Forestry technologists and technicians may work independently or perform technical and supervisory functions in support of forestry research, forest management, forest harvesting, forest resource conservation and environmental protection. They are employed by the forest industry sector, provincial and federal governments, consulting firms, and other industries and institutions or they may be self-employed.
- Face power failures and equipment breakdowns. For example, technicians in nurseries and tree farms may find out that power failure or equipment malfunction have knocked out ventilation or heating systems for delicate tree seedlings. Speed is essential, and they may have less than half an hour to repair the systems or to start emergency generators. Failure to do so will quickly result in plants freezing in the winter or overheating in the summer. (2)
- Find that employees do not show up for work. When labourers miss work, production is reduced. To keep production high, forestry technicians who supervise work crews keep lists of eligible workers that they can call in to work on short notice. (2)
- Find that clients and the public object to proposed harvesting operations. For example, residents may oppose plans to harvest wood in a particular area because it will destroy their trap lines. Forestry technologists and technicians listen to the residents' concerns and revise their harvesting plans to incorporate their suggestions. (2)
- Find that logging operations have caused damage to the environment. For example, during rainy weather, they discover that road-building operations have caused riverbanks to collapse. They work with other professionals to document the extent of the damage and determine appropriate measures to mitigate detrimental effects such as the destruction of spawning grounds. They recommend changes to logging practices to prevent further incidents. (3)
- Find that clients and logging companies are not complying with forestry regulations. For example, during an annual audit, a technologist discovers that a landowner has not met the conditions of the forest management plan. They discuss the nature of the non-compliance with the landowners and suggest ways to rectify it. If the owner is unwilling to meet the conditions, the forestry technologist may contact a higher authority such as the forestry association. (3)
- Find that proposed access routes are not feasible. For example, they may be notified that proposed roads could not be completed as planned because work crews encountered steep, rocky hills. They study aerial photographs, revisit sites and survey them by conducting subsequent flyovers and ground patrols. Using the new information, they design alternate approaches. (3)
- Find that employees do not follow procedures or explicit instructions. For example, they may discover that planters are not placing seedlings according to standards and regulations. They talk to planting crew supervisors to advise them of the deficiencies and to direct them to speak to their crews. Failure to plant properly can result in heavy fines being levied by government regulating agencies. (3)
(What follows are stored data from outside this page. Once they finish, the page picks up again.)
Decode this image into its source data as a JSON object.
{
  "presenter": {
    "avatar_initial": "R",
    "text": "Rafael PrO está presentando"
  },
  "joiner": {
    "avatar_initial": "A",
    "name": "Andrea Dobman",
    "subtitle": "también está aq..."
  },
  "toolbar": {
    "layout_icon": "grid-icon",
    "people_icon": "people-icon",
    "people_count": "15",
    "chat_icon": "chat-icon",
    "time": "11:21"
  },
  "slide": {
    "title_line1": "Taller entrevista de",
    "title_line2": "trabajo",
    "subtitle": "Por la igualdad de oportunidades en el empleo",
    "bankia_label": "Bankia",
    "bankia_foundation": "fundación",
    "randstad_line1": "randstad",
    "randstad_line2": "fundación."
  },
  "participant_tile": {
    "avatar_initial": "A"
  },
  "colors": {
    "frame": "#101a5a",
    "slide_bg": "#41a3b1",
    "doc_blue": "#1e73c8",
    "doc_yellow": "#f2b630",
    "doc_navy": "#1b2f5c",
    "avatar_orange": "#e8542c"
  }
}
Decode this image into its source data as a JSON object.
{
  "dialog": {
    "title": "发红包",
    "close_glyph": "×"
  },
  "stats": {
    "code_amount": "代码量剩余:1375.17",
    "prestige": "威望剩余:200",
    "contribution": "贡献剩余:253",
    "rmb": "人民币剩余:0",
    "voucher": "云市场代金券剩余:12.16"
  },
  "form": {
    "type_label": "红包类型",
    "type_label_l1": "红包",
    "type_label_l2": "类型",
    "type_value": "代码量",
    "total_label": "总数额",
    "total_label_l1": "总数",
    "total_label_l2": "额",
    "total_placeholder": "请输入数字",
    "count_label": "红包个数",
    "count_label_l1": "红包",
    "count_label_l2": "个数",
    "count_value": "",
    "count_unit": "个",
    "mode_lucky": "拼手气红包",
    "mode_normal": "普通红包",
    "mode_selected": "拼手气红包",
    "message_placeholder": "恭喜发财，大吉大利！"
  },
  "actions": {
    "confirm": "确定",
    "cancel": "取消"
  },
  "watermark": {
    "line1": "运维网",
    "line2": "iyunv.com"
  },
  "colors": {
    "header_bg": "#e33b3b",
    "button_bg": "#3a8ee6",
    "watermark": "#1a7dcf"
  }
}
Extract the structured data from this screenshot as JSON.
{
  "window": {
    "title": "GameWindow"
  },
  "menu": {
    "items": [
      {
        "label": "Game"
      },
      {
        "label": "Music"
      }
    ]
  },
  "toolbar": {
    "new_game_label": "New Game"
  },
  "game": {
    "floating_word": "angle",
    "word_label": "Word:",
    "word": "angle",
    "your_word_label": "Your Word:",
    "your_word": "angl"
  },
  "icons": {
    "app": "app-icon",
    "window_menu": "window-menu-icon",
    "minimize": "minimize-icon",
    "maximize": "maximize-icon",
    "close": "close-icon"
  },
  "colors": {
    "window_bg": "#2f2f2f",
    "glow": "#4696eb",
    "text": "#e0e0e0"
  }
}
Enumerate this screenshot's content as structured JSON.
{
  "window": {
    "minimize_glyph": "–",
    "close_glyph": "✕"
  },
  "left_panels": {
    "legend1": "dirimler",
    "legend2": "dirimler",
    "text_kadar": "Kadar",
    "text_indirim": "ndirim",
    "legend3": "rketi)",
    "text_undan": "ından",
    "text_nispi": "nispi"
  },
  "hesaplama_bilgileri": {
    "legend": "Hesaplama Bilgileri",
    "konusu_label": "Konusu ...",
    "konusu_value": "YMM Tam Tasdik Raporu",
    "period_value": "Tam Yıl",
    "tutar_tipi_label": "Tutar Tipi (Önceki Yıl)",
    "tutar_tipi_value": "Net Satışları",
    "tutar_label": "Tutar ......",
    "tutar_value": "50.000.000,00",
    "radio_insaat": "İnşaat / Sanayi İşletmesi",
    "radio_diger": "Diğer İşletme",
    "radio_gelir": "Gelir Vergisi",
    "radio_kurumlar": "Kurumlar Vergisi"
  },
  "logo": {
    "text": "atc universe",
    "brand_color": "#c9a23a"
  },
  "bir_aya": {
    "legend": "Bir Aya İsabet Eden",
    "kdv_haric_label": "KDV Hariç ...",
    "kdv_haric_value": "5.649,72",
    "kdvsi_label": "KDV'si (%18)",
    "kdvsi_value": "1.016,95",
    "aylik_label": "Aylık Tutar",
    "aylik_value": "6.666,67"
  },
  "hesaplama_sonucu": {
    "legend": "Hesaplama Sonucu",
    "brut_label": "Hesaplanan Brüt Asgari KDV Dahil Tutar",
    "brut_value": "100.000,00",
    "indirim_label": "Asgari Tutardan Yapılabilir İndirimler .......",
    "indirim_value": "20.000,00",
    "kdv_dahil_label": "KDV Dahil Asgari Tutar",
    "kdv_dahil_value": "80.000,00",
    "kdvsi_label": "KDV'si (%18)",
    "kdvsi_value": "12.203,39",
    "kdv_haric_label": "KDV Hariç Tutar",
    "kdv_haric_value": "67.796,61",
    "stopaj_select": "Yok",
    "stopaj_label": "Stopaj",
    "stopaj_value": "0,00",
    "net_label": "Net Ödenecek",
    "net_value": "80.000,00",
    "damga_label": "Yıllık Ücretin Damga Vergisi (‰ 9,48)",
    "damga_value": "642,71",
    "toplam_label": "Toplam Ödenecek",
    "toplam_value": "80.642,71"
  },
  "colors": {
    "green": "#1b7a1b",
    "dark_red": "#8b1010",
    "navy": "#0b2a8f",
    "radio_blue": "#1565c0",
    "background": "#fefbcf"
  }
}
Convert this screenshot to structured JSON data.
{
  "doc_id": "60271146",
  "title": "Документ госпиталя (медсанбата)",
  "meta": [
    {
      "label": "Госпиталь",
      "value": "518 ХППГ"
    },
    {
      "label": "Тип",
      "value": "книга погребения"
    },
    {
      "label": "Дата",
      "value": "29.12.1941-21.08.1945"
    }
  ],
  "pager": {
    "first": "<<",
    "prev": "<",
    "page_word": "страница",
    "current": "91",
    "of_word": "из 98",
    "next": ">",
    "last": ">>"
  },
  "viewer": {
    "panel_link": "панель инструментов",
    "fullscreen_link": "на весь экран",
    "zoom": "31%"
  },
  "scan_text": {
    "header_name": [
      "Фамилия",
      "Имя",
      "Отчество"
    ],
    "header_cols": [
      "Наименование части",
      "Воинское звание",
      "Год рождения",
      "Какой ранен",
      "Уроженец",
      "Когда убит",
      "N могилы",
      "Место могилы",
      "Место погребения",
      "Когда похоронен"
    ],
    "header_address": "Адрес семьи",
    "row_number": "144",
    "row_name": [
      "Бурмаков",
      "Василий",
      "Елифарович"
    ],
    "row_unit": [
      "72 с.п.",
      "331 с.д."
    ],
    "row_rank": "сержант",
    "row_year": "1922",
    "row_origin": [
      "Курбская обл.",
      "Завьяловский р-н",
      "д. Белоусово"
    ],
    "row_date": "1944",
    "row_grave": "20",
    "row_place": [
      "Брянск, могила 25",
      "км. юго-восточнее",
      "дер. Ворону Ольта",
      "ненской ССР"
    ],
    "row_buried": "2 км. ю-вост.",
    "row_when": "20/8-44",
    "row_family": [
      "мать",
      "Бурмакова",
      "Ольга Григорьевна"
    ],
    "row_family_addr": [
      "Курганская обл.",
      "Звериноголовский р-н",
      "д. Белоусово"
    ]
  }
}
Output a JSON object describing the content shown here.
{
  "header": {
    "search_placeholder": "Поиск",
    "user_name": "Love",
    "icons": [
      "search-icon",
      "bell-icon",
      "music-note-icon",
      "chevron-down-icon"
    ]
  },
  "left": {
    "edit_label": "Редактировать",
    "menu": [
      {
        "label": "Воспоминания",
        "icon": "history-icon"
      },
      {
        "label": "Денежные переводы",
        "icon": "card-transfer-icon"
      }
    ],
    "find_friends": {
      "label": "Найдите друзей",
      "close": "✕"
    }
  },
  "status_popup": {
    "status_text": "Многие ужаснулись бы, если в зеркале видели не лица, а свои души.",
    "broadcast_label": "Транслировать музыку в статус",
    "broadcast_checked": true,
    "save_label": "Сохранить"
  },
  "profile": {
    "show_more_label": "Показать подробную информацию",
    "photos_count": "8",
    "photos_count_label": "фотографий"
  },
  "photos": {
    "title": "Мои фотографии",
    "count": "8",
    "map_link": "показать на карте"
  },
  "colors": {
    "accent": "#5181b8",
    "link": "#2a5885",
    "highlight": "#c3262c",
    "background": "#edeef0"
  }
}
- Decide where to purchase supplies, equipment and nursery stock. For example, forestry technicians decide where to buy seeds, seedlings and rootstock by considering previous experience with suppliers, the quality of the stock, transportation costs and prices. (2)
- Decide to modify operational procedures or systems. For example, forestry technologists and technicians in nurseries may decide to change pesticide application methods after researching various methods and comparing the safety and effectiveness of each. (2)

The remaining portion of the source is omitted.